Microphone & Recording Project


This is a Podcast I made testing my voice on various microphones both dynamic and condenser. Mr. Scott Le Duc was my sound engineer as well as the script writer of this podcast. After recording everything including an intro and conclusion on my phone, I later produced and edited the recordings of myself as well as creating an intro song or the podcast to spice things up a bit.


My favorite microphone was the RE-20. I like how there is minimal background hiss on it and how it brings out the low end and mid-frequencies. From what I what I have learned as well as with my little experience with the microphone, it seems to be a pretty versatile microphone which is nice.


Dynamic Mic. – In a dynamic microphone a thin diaphragm is connected to a coil of wire called a voice coil which is precisely suspended over a powerful magnet.

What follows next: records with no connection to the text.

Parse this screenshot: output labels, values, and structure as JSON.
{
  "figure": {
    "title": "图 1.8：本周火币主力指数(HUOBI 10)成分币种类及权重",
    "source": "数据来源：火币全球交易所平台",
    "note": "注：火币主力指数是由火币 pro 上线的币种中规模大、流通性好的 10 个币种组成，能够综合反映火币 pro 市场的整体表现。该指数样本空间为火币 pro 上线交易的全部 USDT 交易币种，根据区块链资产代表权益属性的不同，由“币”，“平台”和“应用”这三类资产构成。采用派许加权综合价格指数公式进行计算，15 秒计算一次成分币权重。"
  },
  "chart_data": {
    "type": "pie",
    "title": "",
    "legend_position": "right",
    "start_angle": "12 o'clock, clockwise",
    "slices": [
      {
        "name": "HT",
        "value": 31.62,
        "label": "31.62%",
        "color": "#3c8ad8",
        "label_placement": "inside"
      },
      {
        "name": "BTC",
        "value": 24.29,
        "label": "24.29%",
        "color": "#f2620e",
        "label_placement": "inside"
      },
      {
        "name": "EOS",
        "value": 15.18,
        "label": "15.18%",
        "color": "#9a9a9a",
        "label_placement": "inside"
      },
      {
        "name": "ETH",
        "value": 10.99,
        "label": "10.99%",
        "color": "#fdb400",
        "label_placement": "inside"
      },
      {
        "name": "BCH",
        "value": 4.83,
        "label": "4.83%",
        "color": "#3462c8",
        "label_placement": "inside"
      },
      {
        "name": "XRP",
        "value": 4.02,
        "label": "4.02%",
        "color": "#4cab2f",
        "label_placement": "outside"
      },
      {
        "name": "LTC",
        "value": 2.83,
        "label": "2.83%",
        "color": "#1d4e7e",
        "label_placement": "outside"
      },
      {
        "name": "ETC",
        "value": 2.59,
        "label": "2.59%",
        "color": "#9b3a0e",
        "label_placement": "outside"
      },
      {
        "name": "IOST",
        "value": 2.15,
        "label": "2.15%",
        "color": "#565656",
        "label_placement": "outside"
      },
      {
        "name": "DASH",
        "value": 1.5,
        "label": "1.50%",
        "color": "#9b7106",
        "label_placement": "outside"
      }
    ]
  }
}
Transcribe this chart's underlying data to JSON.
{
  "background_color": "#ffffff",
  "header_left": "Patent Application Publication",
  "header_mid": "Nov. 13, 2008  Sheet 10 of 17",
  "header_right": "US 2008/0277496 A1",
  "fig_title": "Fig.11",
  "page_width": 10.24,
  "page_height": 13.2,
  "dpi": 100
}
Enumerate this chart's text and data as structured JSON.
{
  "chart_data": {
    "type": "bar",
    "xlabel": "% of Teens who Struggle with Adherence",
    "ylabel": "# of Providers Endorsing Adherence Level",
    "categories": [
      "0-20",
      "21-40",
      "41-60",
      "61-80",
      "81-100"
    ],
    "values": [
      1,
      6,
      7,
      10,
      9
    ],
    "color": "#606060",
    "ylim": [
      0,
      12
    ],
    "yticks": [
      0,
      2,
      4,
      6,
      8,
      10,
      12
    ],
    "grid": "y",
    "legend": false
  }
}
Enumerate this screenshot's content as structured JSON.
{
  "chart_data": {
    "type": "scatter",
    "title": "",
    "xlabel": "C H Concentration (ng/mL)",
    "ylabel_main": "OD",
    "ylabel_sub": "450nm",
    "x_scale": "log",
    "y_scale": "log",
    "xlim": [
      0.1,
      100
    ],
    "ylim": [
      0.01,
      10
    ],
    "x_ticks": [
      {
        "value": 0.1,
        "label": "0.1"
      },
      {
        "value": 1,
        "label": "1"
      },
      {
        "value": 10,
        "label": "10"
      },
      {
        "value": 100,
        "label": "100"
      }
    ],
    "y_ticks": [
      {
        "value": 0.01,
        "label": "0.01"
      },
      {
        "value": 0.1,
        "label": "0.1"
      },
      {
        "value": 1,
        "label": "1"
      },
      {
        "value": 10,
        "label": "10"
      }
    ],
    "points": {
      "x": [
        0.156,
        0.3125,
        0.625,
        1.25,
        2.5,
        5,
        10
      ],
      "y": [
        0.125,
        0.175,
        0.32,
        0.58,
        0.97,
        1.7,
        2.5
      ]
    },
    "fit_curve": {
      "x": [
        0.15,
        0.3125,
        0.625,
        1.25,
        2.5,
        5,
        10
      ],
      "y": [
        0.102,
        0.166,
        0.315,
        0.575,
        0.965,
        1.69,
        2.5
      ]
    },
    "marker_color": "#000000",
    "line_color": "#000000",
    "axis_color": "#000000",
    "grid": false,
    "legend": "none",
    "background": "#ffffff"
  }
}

Condenser Mic. -Instead of using a coil, ribbon microphones use a small strand of very thin 2 microns thick aluminum ribbon.

Omni pattern – Responsive in all directions, sometimes picking up unwanted sound.

Cardioid pattern – Condensers use two charged plates, one fixed and one which can move acting like a diaphragm.

Bi-directional pattern – Most sensitive to sounds coming front the front and the rear. Less sensitive to sounds at the sides.

Transduction – Converting sound energy into an electrical signal or an electrical signal into sound energy.

Voltage – The sensitivity.

Phantom Power – +48v of energy sent down the microphone cable to a condenser microphone from the audio recording or mixing board.

Sensitivity – Output level. Voltage of output signal when exposed to a certain sound level. Can be expressed as decibels below one volt. Most microphone signals are less than one volt so a negative number is used (-50dBV). Higher number means microphone is more sensitive (-30dBV) and a lower number means a less sensitive microphone (-70dBV). This number is meaningless unless you know what sound pressure level (SPL) it was tested with. Most are tested at 94dB/1 Pa. 

Frequency Response – The range of sound a microphone can reproduce and how sensitive the mic is at certain distance. Flat response, equally sensitive to all frequencies. Shaped response, more sensitive to some frequency ranges, adds clarity to vocals. When made less sensitive to low frequencies, picks up less background noise. Some microphones let you adjust frequency response.

Transient – An abrupt change in level. Like a cymbal’s crash or a singer’s T’s or CH’s.

Placement – If the sound source (mainly vocals) is farther away (3-4 ft), the voice is still clear but you get more room noise, which may be good if you want reverberation. Move the sound source even further to get more reverberation. About half a foot away from the mic, is the normal place for a vocalist. You get less room noise and the voice sounds even clearer. Picks up subtle changes in the voice. Moving the sound source to right in front of the microphone will increase the bass (proximity effect), as well as giving the voice a more intimate feel. A pop filter will be needed to prevent some words from “popping”. Like the singer’s P’s.

Proximity Effect – The increase in bass when a sound source is moved closer to the microphone.

Output – More sensitive mics have higher voltage than less sensitive mics.

Characteristics – Sensitivity, Frequency Response, Output, Maximum sound pressure level.

Noise Rating – The signal (sound source) to noise ratio measured in decibels (dB). Noise is any sound in the background you don’t want. Electricity vibrates at 60dB so you want the ratio of the signal and noise to be higher than that. Preferably 90dB or higher.

Mic. Clip – Holds the microphone to the stand

Mic. Stand – Holds up the microphone so the speaker doesn’t have to hold it. Height can be adjusted.

Windscreen/Pop Filter – Reduces breathing and wind noises

Direct Box – Connected to the mixer. Balances various outputs an inputs from the microphone and the mixer.


Before doing this project I thought most microphones sounded the same, and that the only difference they had in sound was whether they were good, okay, or bad quality. However, using all these high quality microphones taught me that this is not at all the case. Although the quality does change the sound very much, high quality microphones can sound very different depending on what frequencies they boost among other things. I also learned a bit about what frequencies I like to boost in my vocals and what kinds of microphones complement my voice the best. This project was really fun to make and I am glad I got the opportunity to use all these fancy microphones and work with them.